Nobody will tell her directly what happened, but she can tell from what she sees it’s a self-harm incident. If it was a crime, the police would still be here. She feels a deep kick of sympathy in the gut. Nobody is saying it isn’t hard for these people. But the town can’t even solve its own problems. The spice, unemployment, the empty highstreet.
Even though there is nobody in the room it’s a long job. She has to move all the possessions out and move the beds around rubix cube style to make sure she has got all the blood up. She is interrupted by the management several times so that they can take photographs. For what reason she doesn’t know. She’s deep into the night shift and well beyond her break when she gets to check her phone. There are fourteen missed calls, some from Aaron, some from a number she doesn’t recognise, and another call punching her in the face. Something about this feels dreadful and important.
When she answers it’s hard to hear what the woman is saying because there is someone screaming, in a sobbing way, in the background. It sounds like her niece. She can’t focus on anything because it’s so noisy on their side of the line. It sounds like this woman is saying she is the police and she keeps asking, “Are you listening?” She’s not listening, none of this makes sense.

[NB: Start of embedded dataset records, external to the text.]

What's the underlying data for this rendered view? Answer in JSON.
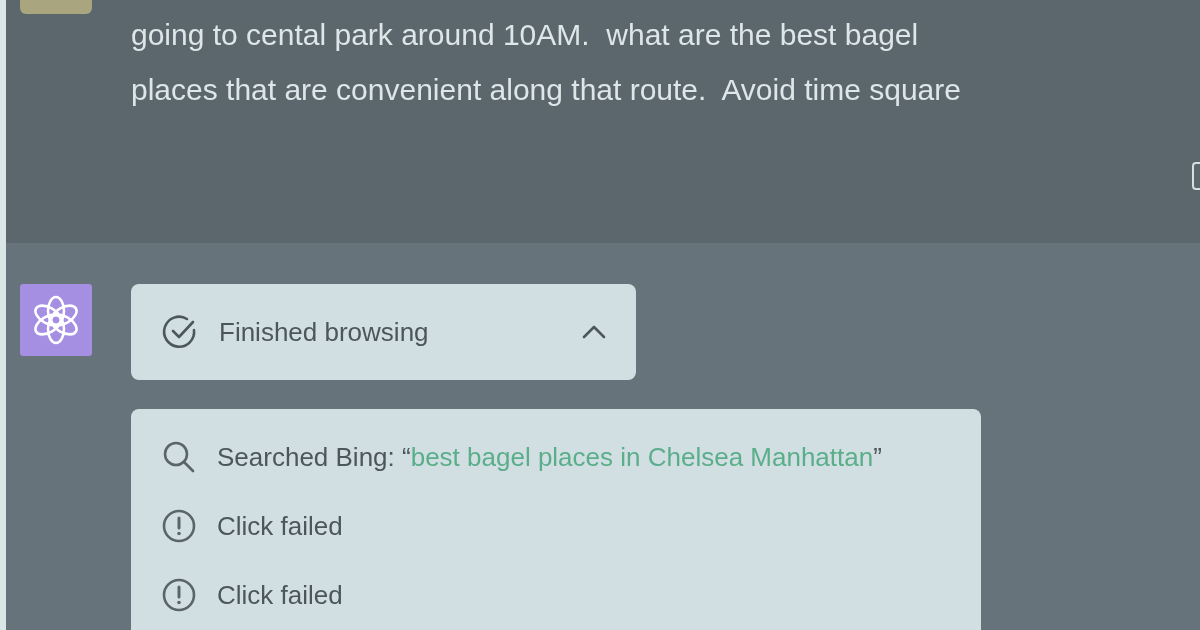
{
  "user_message": {
    "lines": [
      "going to cental park around 10AM.  what are the best bagel",
      "places that are convenient along that route.  Avoid time square"
    ]
  },
  "browsing": {
    "label": "Finished browsing",
    "expanded": true,
    "steps": [
      {
        "kind": "search",
        "prefix": "Searched Bing: “",
        "query": "best bagel places in Chelsea Manhattan",
        "suffix": "”"
      },
      {
        "kind": "error",
        "text": "Click failed"
      },
      {
        "kind": "error",
        "text": "Click failed"
      }
    ]
  }
}
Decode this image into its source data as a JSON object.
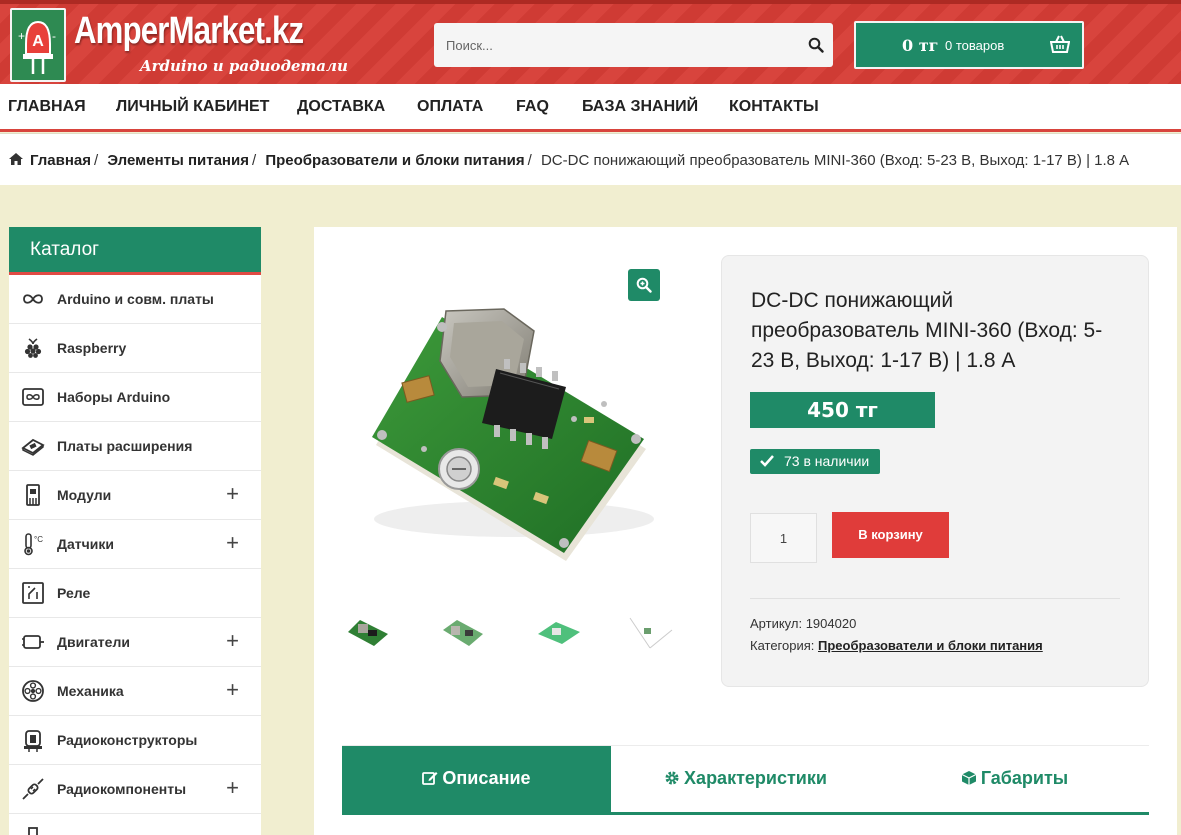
{
  "header": {
    "logo_title": "AmperMarket.kz",
    "logo_subtitle": "Arduino и радиодетали",
    "search_placeholder": "Поиск...",
    "cart_sum": "0 тг",
    "cart_count": "0 товаров"
  },
  "nav": {
    "items": [
      {
        "label": "ГЛАВНАЯ"
      },
      {
        "label": "ЛИЧНЫЙ КАБИНЕТ"
      },
      {
        "label": "ДОСТАВКА"
      },
      {
        "label": "ОПЛАТА"
      },
      {
        "label": "FAQ"
      },
      {
        "label": "БАЗА ЗНАНИЙ"
      },
      {
        "label": "КОНТАКТЫ"
      }
    ]
  },
  "breadcrumb": {
    "items": [
      "Главная",
      "Элементы питания",
      "Преобразователи и блоки питания"
    ],
    "current": "DC-DC понижающий преобразователь MINI-360 (Вход: 5-23 В, Выход: 1-17 В) | 1.8 А"
  },
  "catalog": {
    "title": "Каталог",
    "items": [
      {
        "label": "Arduino и совм. платы",
        "icon": "infinity-icon",
        "expandable": false
      },
      {
        "label": "Raspberry",
        "icon": "raspberry-icon",
        "expandable": false
      },
      {
        "label": "Наборы Arduino",
        "icon": "kit-box-icon",
        "expandable": false
      },
      {
        "label": "Платы расширения",
        "icon": "shield-board-icon",
        "expandable": false
      },
      {
        "label": "Модули",
        "icon": "module-icon",
        "expandable": true
      },
      {
        "label": "Датчики",
        "icon": "thermometer-icon",
        "expandable": true
      },
      {
        "label": "Реле",
        "icon": "relay-icon",
        "expandable": false
      },
      {
        "label": "Двигатели",
        "icon": "motor-icon",
        "expandable": true
      },
      {
        "label": "Механика",
        "icon": "gear-wheel-icon",
        "expandable": true
      },
      {
        "label": "Радиоконструкторы",
        "icon": "constructor-icon",
        "expandable": false
      },
      {
        "label": "Радиокомпоненты",
        "icon": "resistor-icon",
        "expandable": true
      }
    ],
    "plus_symbol": "+"
  },
  "product": {
    "title": "DC-DC понижающий преобразователь MINI-360 (Вход: 5-23 В, Выход: 1-17 В) | 1.8 А",
    "price": "450 тг",
    "stock": "73 в наличии",
    "quantity": "1",
    "add_to_cart": "В корзину",
    "sku_label": "Артикул:",
    "sku": "1904020",
    "category_label": "Категория:",
    "category": "Преобразователи и блоки питания"
  },
  "tabs": [
    {
      "label": "Описание",
      "icon": "edit-icon",
      "active": true
    },
    {
      "label": "Характеристики",
      "icon": "cog-icon",
      "active": false
    },
    {
      "label": "Габариты",
      "icon": "cube-icon",
      "active": false
    }
  ],
  "colors": {
    "brand_red": "#d8443d",
    "brand_green": "#1f8a67",
    "cart_red": "#e03c3a",
    "page_bg": "#f1eed0"
  }
}
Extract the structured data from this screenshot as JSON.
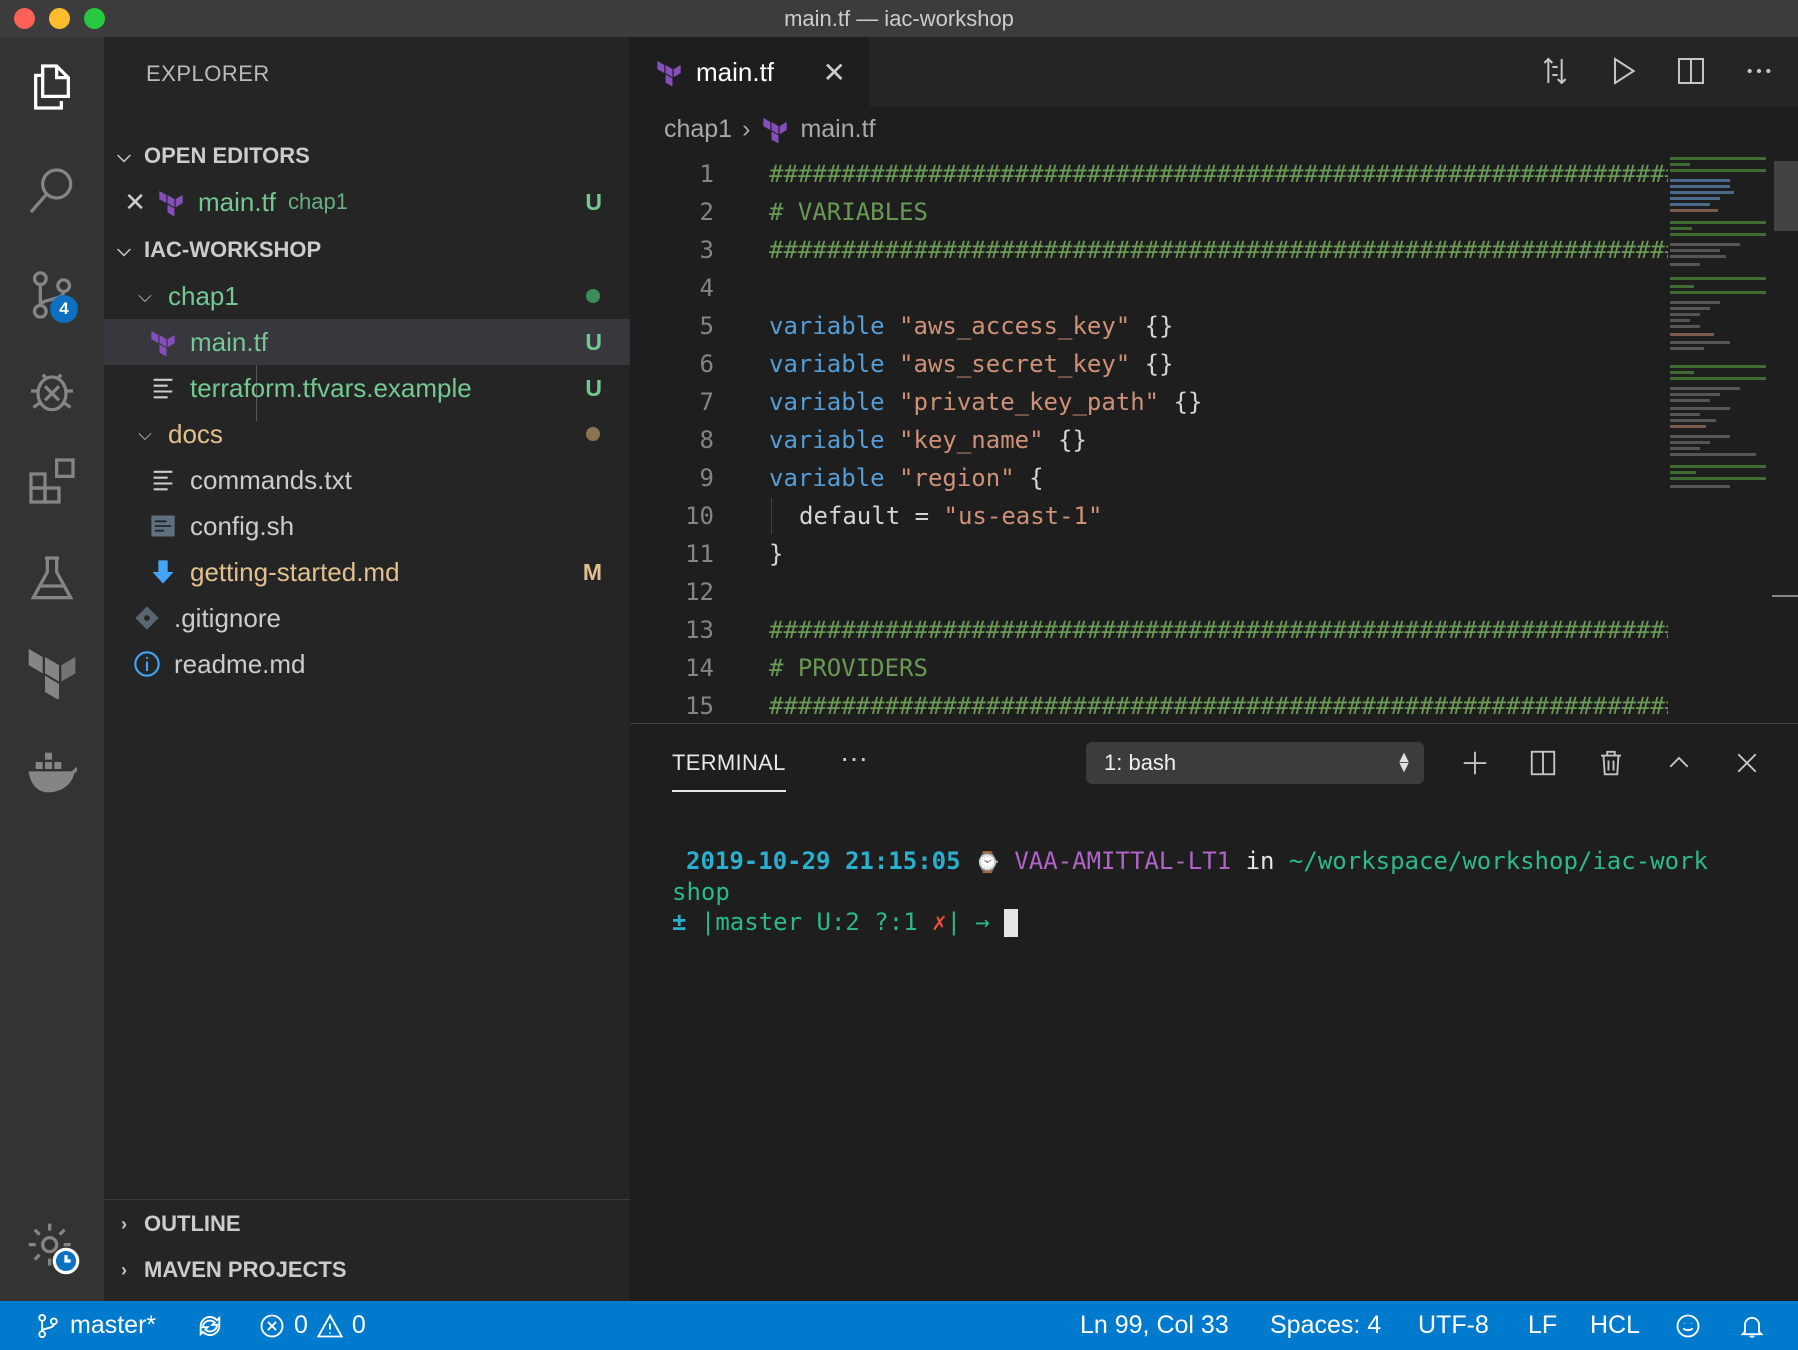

They’re telling her she needs to come home now. She’s trying to explain that she can’t afford to leave her shift, she’s trying to provide for her new family, she needs to call Aaron back. The policewoman is saying all these strange and frightening things. “Someone has broken into the house.” “Jordan has been kidnapped.” She can hear someone telling her niece to stay still, something about a sedative. “We’ve already started a manhunt,” she hears. It’s just too much and too confusing, she has to get back to work. Everything feels hot and focused on a small point behind her eyes.